After two years of documenting hundreds of parents' stories of exclusion from some of the District's public elementary schools, CIF demonstrated that "public school segregation in District 3 is no accident" and that "the system of segregation that we encounter today is just as pernicious and just as destructive as if it were mandated by law." Through an organizing campaign, parents and community members exposed the patterns of exclusion of low income and families of color, and a policy change was ultimately put in place to begin to provide more equitable access to our public schools.

However, over the next few years, inequitable admissions processes and policies again became the norm through a series of practices (some new and some that had already been in practice) that privilege white and middle/upper income families. Through the use and misuse of zone lines; the courting of, and outreach to certain families over others; the way decisions are made about which new schools get created and where those schools are located; and schools that accept students based on biased and unreliable test scores that have more to do with a family's income level than with what the child is capable of learning, it is made clear: White, wealthy families wanted.

We hear a lot of discussions about wanting to entice more middle/upper income families into the school system (deserving of a column in and of itself); but, like all families, middle/upper income families are a welcome part of the school system if they are truly part of it, not in separate, exclusionary enclaves that privilege some children over others.

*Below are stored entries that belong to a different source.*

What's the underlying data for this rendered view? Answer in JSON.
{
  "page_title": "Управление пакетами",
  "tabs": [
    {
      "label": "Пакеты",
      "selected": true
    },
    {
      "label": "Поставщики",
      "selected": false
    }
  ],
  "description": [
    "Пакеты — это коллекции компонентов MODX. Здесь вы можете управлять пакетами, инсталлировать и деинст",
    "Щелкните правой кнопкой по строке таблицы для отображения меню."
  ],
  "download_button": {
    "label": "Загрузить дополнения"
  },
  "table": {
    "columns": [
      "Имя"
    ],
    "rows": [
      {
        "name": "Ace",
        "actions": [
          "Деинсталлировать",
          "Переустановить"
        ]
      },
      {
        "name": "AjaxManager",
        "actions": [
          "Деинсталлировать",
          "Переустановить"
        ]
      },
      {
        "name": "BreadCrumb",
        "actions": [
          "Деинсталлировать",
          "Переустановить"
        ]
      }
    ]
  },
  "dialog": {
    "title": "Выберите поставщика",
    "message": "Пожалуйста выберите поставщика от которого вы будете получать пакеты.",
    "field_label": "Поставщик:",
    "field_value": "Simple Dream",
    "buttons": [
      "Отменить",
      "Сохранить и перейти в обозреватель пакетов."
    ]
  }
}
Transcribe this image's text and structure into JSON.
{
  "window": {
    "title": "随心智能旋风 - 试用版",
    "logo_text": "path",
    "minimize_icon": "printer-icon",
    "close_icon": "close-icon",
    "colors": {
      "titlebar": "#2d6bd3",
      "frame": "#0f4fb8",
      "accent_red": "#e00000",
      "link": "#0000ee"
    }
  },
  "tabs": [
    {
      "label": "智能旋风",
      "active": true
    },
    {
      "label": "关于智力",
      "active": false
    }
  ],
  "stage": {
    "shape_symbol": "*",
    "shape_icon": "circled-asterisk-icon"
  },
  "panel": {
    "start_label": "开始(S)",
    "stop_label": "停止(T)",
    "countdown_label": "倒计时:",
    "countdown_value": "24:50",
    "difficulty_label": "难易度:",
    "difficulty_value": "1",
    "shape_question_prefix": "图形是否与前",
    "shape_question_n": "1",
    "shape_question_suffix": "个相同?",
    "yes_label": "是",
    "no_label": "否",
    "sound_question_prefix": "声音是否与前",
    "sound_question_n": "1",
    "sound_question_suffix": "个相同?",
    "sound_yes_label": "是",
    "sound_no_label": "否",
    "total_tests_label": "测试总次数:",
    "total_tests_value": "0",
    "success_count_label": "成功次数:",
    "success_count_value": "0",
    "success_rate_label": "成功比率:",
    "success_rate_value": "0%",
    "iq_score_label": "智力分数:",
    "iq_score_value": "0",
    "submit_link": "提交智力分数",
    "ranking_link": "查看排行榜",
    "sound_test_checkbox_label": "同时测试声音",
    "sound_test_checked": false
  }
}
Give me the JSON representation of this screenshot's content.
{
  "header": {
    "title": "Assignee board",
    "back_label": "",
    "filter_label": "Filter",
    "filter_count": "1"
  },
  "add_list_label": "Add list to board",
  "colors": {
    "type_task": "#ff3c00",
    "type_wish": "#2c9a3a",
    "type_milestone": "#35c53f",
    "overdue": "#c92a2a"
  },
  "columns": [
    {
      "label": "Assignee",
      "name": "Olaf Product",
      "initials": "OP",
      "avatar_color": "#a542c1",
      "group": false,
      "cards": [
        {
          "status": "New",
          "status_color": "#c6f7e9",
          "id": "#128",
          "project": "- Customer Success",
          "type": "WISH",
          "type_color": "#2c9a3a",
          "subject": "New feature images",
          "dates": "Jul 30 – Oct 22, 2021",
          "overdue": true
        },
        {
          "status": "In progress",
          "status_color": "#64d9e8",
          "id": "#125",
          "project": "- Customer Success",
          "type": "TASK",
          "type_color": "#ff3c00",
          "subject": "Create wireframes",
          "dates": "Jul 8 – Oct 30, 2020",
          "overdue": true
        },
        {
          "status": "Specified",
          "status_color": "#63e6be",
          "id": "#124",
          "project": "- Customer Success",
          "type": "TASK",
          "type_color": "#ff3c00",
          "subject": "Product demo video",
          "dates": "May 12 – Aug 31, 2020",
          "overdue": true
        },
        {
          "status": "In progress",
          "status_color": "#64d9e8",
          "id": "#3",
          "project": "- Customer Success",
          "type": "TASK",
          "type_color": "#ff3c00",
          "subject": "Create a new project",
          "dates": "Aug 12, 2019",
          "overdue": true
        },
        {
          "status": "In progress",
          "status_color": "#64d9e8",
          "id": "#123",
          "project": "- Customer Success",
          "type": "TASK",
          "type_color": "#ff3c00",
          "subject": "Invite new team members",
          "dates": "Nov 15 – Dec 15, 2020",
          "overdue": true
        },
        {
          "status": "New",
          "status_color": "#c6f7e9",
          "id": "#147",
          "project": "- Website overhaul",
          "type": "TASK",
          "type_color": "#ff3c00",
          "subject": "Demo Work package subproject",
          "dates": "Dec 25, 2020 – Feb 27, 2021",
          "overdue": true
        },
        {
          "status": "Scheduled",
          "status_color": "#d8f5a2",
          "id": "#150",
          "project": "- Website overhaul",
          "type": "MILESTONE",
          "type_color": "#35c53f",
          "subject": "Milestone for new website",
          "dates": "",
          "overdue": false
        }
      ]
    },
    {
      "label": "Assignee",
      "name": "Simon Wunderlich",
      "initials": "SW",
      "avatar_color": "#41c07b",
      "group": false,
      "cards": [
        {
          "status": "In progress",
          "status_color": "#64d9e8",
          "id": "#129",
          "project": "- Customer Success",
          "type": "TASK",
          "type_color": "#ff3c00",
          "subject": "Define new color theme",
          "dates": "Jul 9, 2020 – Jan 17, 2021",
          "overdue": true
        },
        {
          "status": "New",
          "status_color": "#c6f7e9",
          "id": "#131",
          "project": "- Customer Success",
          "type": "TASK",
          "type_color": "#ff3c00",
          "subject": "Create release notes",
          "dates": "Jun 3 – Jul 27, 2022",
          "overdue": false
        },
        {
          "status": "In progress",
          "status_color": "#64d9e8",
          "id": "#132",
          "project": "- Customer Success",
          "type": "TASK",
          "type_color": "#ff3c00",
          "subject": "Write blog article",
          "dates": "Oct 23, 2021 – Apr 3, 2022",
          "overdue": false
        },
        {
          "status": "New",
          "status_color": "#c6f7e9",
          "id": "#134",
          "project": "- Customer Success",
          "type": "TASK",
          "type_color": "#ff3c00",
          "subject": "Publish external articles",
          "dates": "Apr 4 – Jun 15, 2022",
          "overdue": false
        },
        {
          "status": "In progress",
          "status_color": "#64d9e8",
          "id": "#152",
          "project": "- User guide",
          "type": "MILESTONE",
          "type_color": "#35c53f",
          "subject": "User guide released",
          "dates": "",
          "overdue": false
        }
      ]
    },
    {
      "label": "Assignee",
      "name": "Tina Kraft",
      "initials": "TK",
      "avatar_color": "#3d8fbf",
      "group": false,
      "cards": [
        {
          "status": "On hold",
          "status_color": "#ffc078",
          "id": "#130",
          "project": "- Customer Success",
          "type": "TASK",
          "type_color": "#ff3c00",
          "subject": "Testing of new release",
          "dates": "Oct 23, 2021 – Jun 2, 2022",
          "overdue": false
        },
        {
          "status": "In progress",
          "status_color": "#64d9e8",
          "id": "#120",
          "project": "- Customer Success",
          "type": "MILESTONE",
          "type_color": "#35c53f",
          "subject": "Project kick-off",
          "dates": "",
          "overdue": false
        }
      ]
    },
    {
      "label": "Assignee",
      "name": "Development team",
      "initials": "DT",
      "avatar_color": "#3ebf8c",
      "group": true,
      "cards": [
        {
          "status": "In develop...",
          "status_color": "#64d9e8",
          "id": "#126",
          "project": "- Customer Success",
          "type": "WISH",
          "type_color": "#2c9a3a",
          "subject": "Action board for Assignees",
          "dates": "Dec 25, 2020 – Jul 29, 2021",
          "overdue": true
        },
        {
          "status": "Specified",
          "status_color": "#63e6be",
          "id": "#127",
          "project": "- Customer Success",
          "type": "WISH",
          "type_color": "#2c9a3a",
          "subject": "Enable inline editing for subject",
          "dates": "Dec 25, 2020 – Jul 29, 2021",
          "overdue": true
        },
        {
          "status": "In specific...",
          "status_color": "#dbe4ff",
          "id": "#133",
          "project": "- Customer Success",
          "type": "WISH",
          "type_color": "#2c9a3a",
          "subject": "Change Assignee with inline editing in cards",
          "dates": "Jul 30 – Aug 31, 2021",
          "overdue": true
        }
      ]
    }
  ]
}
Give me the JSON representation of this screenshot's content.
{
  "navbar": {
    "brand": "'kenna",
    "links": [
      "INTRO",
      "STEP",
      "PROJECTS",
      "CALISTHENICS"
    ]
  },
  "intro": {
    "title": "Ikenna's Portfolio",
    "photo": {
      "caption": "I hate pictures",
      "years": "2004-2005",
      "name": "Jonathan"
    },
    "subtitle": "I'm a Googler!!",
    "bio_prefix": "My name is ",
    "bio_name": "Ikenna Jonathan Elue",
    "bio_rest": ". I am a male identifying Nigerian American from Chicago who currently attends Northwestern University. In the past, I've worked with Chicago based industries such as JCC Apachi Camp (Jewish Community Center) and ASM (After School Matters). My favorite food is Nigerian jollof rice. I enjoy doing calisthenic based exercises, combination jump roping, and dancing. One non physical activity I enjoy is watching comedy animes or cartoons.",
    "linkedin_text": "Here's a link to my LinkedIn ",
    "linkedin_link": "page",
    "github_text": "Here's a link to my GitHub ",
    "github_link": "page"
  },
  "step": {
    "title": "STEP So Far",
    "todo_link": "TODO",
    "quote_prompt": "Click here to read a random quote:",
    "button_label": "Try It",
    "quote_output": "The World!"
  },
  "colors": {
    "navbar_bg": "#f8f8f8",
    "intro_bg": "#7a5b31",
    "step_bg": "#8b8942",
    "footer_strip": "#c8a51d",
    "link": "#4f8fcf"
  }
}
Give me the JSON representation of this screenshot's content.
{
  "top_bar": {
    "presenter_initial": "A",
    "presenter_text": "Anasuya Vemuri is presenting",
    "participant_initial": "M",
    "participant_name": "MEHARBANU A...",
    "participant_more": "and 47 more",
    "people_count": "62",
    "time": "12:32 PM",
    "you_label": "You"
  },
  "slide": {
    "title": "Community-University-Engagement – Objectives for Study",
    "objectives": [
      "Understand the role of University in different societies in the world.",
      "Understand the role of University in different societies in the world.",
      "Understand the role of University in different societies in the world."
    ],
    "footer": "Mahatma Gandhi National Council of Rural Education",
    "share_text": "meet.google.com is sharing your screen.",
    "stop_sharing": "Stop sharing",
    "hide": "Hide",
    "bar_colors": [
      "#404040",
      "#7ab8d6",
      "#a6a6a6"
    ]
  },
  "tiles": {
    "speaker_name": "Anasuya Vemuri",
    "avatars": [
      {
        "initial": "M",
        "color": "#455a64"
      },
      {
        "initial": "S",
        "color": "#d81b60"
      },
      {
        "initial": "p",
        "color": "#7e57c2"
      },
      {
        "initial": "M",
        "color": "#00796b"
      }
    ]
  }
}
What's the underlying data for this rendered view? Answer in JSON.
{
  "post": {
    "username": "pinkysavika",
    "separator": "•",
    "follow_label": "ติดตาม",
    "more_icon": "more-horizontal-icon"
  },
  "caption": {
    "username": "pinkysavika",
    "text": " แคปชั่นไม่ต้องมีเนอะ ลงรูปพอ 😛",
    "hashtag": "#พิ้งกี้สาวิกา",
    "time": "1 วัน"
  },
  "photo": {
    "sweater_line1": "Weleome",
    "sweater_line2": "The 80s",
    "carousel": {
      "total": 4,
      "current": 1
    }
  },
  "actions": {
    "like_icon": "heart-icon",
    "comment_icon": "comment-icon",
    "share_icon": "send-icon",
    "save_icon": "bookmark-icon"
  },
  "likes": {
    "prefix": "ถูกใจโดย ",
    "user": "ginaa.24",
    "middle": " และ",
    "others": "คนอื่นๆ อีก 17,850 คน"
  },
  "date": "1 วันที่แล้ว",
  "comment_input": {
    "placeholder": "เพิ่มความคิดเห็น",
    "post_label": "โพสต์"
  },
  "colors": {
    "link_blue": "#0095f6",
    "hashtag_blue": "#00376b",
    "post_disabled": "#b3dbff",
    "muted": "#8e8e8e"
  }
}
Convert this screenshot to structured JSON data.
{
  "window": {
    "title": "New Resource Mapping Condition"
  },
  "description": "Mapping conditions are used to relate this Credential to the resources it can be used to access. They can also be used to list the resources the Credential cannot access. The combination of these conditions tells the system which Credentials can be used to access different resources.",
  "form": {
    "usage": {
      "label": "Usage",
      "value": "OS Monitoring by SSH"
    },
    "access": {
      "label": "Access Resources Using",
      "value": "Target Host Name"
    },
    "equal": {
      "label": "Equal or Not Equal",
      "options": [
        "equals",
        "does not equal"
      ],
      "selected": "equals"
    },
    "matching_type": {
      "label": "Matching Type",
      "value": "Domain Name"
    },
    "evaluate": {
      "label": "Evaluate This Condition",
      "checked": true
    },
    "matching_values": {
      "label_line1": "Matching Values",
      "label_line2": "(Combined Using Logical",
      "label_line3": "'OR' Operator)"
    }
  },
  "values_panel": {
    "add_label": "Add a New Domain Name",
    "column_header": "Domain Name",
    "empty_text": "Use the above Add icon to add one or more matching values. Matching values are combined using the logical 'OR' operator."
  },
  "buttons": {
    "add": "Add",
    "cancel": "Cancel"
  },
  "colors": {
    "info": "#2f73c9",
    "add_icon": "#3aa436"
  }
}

A number of years ago, an assistant principal at one of the "elite" public schools in District 3 in which low-income families of color have had difficulty gaining access told me that she and her colleagues knew that, while they wanted diversity, if they had less than a majority of white families, they'd have white flight from the school. That sentiment reveals a lot, of course, about racism, about classism, about privilege, but it also makes clear that schools were determining admissions policies based on how to maintain a largely white, largely middle/upper income student body in a district that is largely children of color.

And what are the consequences of these inequitable processes for those who are not white and wealthy? The result is that a two-tiered education system is in place.

In an eloquent and moving graduation speech at one of NYC's elite high schools (that requires high test scores to enter), Justin Hudson, a then Hunter College High School student, spoke about the consequences of this segregated and unequal system: "Hunter is perpetuating a system in which children, who contain unbridled and untapped intellect and creativity, are discarded like refuse. And we have the audacity to say they deserved it, because we're smarter than them." And Hunter is not exceptional in its practices.

While the mechanisms of exclusion may vary, the continuation of a segregated and unequal system continues. To challenge this system, we must repeatedly ask whether a particular policy or process furthers segregation and inequality, or, rather, promotes equity and fairness and the ability for all children to receive a high quality education. This, to me, is the fundamental lens through which these policy decisions must be made.

Every community has the right to be part of a school system that is able to answer the question "Whose interests are being served?" with the response that all our children's educational needs are being served. If it does not, then its policies should be vehemently opposed and the system enabling that inequity dismantled. Our school system must reflect a commitment to supporting and creating anti-racist, egalitarian, and equitable schools that value all our children's education and that make the word public have real meaning.